Collective Mind Framework (cM) is a public, open-source, plugin-based infrastructure and repository that attempts to implement the above methodology. Motivated by physics, biology and AI sciences, this framework helps researchers to gradually expose tuning choices, properties and characteristics of any tool or application at multiple granularity levels in existing systems through multiple plugins ("wrappers"). These wrappers use simple and extensible no-type interfaces and no-SQL JSON-based extensible file-based repositories. Such wrappers can be easily combined like research "LEGO" to prepare various exploration, analysis and optimization scenarios and connected to customizable public or private in-house repositories of shared data (applications, data sets, codelets, micro-benchmarks and architecture descriptions), modules (classification, predictive modeling, run-time adaptation) and statistics about behavior of computer systems. Collected data can be continuously analyzed and extrapolated using online learning to predict better optimizations or hardware configurations to effectively balance performance, power consumption and other characteristics. We start from the top-down analysis and optimization of existing computer systems and together with the community start gradually increasing the complexity until we understand and systematize the behavior of existing computer systems to be able to either quickly predict how to optimize them or to build new better systems by extrapolating existing knowledge.
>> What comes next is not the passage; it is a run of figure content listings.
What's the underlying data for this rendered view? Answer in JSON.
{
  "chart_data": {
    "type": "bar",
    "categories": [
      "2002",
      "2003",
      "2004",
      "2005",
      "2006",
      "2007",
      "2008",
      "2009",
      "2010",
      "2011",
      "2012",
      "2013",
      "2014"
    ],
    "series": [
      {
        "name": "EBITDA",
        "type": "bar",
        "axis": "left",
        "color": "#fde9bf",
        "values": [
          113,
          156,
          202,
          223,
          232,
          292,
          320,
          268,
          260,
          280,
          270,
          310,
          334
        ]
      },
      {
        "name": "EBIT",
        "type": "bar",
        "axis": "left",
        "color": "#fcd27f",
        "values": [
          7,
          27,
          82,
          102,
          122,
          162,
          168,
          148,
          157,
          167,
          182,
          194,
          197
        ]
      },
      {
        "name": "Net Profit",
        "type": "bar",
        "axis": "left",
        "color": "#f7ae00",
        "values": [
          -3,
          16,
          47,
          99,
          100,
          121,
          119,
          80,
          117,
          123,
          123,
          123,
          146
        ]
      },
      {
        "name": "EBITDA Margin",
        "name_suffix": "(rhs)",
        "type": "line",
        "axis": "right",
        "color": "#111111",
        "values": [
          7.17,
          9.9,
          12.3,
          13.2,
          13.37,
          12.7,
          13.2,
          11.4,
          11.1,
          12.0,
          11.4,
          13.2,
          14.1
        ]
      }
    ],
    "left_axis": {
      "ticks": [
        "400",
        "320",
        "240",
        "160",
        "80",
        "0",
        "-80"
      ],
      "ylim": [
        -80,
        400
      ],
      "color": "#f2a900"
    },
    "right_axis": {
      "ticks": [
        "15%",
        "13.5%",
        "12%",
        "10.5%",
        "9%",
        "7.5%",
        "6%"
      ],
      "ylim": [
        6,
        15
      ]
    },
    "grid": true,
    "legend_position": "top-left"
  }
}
In 2013 we opened 3rd generation of the live cM repository (that substituted previous public version opened in 2008) and released all his past research developments, codelets, benchmarks, data sets, models, online learning plugins and tools to start top-down analysis and optimization of existing computer systems, and together with the community start gradually increasing the complexity until we understand and systematize the behavior of existing computer systems to be able to either quickly predict how to optimize them or to build new better systems by extrapolating existing knowledge. This methodology should also push forward new international publication model in computer engineering where experimental results are continuously validated and improved by the community.
cM is a community-based and continuously evolving project that uses agile development methodology. Hence, interfaces and modules may be changing from time to time to provide needed functionality. We are very thankful for your understanding, patience and any help to extend and improve this framework while making it clean, simple and easy to use.